The context: One avenue for acquiring a green card or permanent residency in the US is through the EB-5 Immigrant Investor Visa Program. This initiative was started in the 1990s as a way to attract overseas investor capital to projects in ostensibly needy areas.

Yet the EB-5 program has come under fire in recent months amid accusations that it has become a vehicle for wealthy investors to effectively buy their way into the US and invest in projects – namely, luxury real estate – that are completely unrelated to the program's intended goal. The program has even been targeted by members of Congress for elimination given the criticism.

Family members of Trump administrator advisor Jared Kushner, who is President Donald Trump's son-in-law, sparked controversy earlier this month after appearing to encourage Chinese citizens to invest in their developments via the EB-5 program – and curry favor with Trump in the process.

The bitcoin connection: Recent statements from the head of the Immigrant Investor Visa Program office, Lori MacKenzie, suggest that investors may, in fact, be able to pay their obligations under the EB-5 guidelines using bitcoin.

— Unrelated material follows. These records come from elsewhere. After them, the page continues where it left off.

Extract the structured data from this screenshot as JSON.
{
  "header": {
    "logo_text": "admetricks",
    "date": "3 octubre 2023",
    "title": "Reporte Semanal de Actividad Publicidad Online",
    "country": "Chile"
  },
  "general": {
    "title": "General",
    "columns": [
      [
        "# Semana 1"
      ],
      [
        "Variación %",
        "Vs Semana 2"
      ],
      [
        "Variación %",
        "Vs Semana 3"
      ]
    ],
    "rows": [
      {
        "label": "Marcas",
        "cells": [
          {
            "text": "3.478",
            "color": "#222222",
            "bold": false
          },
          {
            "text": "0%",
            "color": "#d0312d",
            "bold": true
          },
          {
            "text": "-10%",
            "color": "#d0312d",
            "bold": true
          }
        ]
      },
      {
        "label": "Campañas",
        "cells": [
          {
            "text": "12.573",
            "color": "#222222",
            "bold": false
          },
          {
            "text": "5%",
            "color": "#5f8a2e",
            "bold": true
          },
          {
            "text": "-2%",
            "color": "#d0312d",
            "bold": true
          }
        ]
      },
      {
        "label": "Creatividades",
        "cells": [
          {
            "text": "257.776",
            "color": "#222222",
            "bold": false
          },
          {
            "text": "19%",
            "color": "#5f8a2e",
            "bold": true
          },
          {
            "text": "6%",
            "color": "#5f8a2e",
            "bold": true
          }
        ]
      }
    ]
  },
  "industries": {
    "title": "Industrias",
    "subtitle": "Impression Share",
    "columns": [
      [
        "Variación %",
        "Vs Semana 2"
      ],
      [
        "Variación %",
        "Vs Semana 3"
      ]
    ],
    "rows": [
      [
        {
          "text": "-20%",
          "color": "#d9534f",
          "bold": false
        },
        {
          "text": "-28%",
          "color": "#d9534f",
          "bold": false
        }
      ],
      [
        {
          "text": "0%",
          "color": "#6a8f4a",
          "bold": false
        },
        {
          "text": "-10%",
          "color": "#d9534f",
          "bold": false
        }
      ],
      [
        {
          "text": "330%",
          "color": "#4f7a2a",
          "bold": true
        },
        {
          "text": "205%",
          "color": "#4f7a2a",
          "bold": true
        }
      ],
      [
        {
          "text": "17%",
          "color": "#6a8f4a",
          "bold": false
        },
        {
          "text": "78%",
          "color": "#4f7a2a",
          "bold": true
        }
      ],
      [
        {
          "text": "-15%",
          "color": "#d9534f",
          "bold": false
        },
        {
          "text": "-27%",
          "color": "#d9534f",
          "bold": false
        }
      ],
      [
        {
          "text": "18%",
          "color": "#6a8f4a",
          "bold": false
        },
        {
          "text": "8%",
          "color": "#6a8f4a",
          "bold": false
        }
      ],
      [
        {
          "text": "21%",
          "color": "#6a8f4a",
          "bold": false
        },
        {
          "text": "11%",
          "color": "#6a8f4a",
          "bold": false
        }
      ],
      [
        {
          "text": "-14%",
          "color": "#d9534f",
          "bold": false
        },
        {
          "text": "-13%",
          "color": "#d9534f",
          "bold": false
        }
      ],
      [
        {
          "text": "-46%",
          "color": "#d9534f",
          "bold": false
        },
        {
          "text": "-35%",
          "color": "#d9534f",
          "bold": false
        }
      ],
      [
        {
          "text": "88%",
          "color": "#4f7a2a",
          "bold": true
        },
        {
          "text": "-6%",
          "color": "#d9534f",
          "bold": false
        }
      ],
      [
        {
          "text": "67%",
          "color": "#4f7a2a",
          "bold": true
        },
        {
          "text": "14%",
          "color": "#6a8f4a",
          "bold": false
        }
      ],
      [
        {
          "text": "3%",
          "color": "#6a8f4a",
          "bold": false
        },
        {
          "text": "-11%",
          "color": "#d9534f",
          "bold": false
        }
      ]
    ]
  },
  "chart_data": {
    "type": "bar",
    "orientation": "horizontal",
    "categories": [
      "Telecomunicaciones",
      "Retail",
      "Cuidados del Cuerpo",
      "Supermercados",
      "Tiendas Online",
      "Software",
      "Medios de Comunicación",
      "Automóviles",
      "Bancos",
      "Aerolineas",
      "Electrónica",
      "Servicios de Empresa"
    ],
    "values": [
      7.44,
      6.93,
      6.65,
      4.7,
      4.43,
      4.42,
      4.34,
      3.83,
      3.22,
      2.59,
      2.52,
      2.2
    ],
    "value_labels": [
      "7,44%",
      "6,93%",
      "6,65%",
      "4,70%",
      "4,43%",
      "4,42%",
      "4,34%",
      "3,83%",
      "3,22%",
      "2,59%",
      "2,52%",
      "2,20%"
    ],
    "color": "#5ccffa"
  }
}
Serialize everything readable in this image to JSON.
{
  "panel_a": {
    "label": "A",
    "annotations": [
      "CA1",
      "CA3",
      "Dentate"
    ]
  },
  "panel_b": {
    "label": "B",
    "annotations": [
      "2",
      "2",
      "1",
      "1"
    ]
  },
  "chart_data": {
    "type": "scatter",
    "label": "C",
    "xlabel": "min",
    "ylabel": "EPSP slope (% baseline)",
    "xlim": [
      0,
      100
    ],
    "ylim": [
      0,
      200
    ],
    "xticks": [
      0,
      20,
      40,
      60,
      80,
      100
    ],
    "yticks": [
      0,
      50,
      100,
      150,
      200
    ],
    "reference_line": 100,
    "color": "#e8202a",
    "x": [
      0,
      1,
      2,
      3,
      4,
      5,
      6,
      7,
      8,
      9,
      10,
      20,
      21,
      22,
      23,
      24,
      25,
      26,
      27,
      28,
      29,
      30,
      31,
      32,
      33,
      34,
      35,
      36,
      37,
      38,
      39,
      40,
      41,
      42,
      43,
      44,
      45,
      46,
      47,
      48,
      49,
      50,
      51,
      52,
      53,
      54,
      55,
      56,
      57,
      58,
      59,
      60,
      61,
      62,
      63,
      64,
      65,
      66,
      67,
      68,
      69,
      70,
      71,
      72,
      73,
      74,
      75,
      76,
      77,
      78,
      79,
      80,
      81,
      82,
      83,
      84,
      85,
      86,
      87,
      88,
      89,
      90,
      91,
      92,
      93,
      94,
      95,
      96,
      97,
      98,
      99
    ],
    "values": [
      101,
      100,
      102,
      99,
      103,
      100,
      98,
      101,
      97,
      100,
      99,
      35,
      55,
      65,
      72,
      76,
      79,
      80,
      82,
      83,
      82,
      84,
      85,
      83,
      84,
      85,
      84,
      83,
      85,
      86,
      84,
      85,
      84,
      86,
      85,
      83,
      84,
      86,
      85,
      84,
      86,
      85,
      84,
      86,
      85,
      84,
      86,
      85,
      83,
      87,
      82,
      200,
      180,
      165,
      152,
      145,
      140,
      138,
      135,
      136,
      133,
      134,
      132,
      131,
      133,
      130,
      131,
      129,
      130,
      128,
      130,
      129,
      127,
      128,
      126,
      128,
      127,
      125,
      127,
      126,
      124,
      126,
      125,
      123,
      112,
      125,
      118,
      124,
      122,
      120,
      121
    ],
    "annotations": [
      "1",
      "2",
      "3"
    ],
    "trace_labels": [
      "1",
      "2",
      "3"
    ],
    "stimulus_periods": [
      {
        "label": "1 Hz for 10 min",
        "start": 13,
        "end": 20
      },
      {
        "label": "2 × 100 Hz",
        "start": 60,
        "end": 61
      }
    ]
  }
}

MacKenzie, who spoke on 3rd March during an EB-5 event in Washington, DC, said that Citizenship and Immigration Services (CIS) is "considering issues involving virtual currency such as bitcoin" related to "the use of bitcoin to transfer investment funds to the new commercial enterprise".

She went on to say:

"USCIS cannot provide blanket assurances regarding any particular form of transfer, but we will continue to evaluate evidence provided by petitioners to determine whether the relevant statutory and regulatory requirements have been met, including evidence that the funds invested belong to the petitioner, and were acquired, directly and indirectly, by lawful means."

Bottom line: So, what does this mean?

For starters, blockchain is a topic that is on the US government's radar, but whether it will result in a concrete policy shift or statement remains to be seen. A representative for CIS did not immediately respond to a request for comment.

Indeed, it's a subject – at least somewhat – that has come in the past, led by questions of whether income derived from bitcoin-related activities can be used to satisfy the EB-5 requirements. The consensus appears to be that the government shouldn't take issue with it, though as several experts remarked last year, the source of the funds would be a paramount issue.

Then again, this could all be rendered moot should the EB-5 be abolished. At the same time, it's not clear whether the Trump administration will move to axe the program.